Recatomi d'incarico di S.V. Ill.ma a Recanati per osservare n. sei quadri su tavola che componevano un polittico opera firmata di Lorenzo Lotto per riferire sulle loro condizioni e proporre le opportune riparazioni, espongo come esso si compone di un quadro centrale di cent. 109 x 226, la Madonna con il Figlio e angioli e tre santi Papi, ricco fondo architettonico e S. Frate Domenico in atto di ricevere l'abito. La tavola ha una spaccatura in basso, a destra del riguardante, che ha bisogno di essere stuccata non essendo profonda, ha 4 grossi e profondi buchi alle cantonate che è d'uopo chiudere con legno e stuccare e intonare. E' arido molto, difetto che hanno gli altri 5 più o meno. Il manto azzurro della Madonna subì qualche rifacimento, vedere se al di sotto vi siano le part originali; occorre una lievissima pulitura in alcune parti e intonatura di varie piccole sbucciature che mostrano il bianco della ingessatura; il colore andrà rifermato a regola d'arte e tutto poi verniciato a cera ingrassandoli così un poco. Il quadro a sinistra del riguardante di cent. 67 x 158 in figure intere ha S. Domenico e un vescovo, anche questo ha 5 fori nella periferia, parecchie sbucciature e ammanchi di colore che bisogna confermare e deve essere pulito con la massima precauzione. Lo stesso dicasi per l'altro a destra S. Vito e S. Pier martire che è l'uguale dimensione. Il quadro corrispondente alla parte centrale del polittico di cent. 109 x 76 che rappresenta la Pietà e Gesù morto sorretto da Nicodemo e compianto dalle Marie è in peggiore stato di tutte ed ha bisogno di essere consolidato posteriormente a mezzo di farfalle o intelaiatura scorrevole essendo molto spaccato e profondamente e in linea orizzontale.

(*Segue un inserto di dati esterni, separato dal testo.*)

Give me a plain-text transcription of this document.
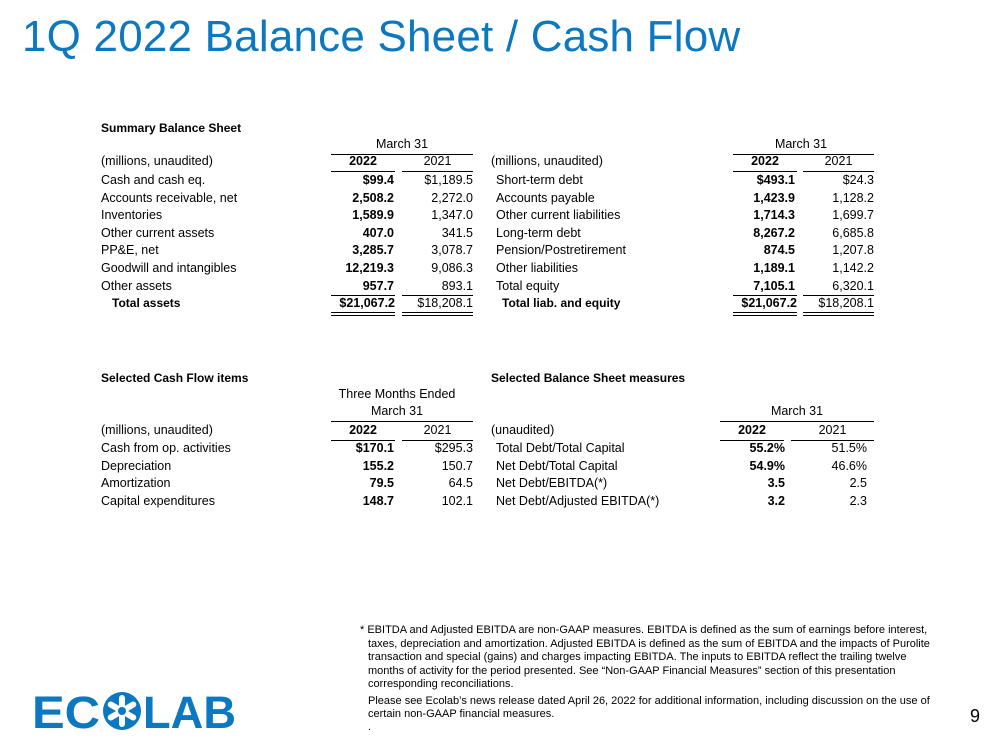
1Q 2022 Balance Sheet / Cash Flow
Summary Balance Sheet
March 31	March 31
(millions, unaudited)	2022	2021	(millions, unaudited)	2022	2021
Cash and cash eq.	$99.4 $1,189.5
Accounts receivable, net	2,508.2	2,272.0
Inventories	1,589.9	1,347.0
Other current assets	407.0	341.5
PP&E, net	3,285.7	3,078.7
Goodwill and intangibles	12,219.3	9,086.3
Other assets	957.7	893.1
Total assets	$21,067.2	$18,208.1
Short-term debt	$493.1	$24.3
Accounts payable	1,423.9	1,128.2
Other current liabilities	1,714.3	1,699.7
Long-term debt	8,267.2	6,685.8
Pension/Postretirement	874.5	1,207.8
Other liabilities	1,189.1	1,142.2
Total equity	7,105.1	6,320.1
Total liab. and equity	$21,067.2	$18,208.1
Selected Cash Flow items
Three Months Ended
March 31
(millions, unaudited)	2022	2021
Cash from op. activities	$170.1	$295.3
Depreciation	155.2	150.7
Amortization	79.5	64.5
Capital expenditures	148.7	102.1
Selected Balance Sheet measures
March 31
(unaudited)	2022	2021
Total Debt/Total Capital	55.2%	51.5%
Net Debt/Total Capital	54.9%	46.6%
Net Debt/EBITDA(*)	3.5	2.5
Net Debt/Adjusted EBITDA(*)	3.2	2.3

* EBITDA and Adjusted EBITDA are non-GAAP measures. EBITDA is defined as the sum of earnings before interest, taxes, depreciation and amortization. Adjusted EBITDA is defined as the sum of EBITDA and the impacts of Purolite transaction and special (gains) and charges impacting EBITDA. The inputs to EBITDA reflect the trailing twelve months of activity for the period presented. See “Non-GAAP Financial Measures” section of this presentation corresponding reconciliations.

Please see Ecolab’s news release dated April 26, 2022 for additional information, including discussion on the use of certain non-GAAP financial measures.

.

EC LAB	9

E' danneggiatissimo per gravi sbucciature di colore specialmente nella testa di scorcio del Gesù, le quali occorre stuccare diligentemente e intonare. Ha molto bisogno di pullitura e di vernice a cera. Altri due quadri di cent. 66 x 67 in corrispondenza dei laterali sopra-detti S. Caterina da Siena e S. Sigismondo, è spaccato e bisognoso perciò di essere rafforzato, ha tre fori da riempire stuccare ed intonare, è arido e deve essere verniciato a cera. L'altro S. Vincenzo Ferreri e S. Caterina dalla ruota è in migliore stato, ma ha diverse sbucciature da stuccare e intonare.
La spesa per tutti questi lavori è prevista in lire italiane settecento (700).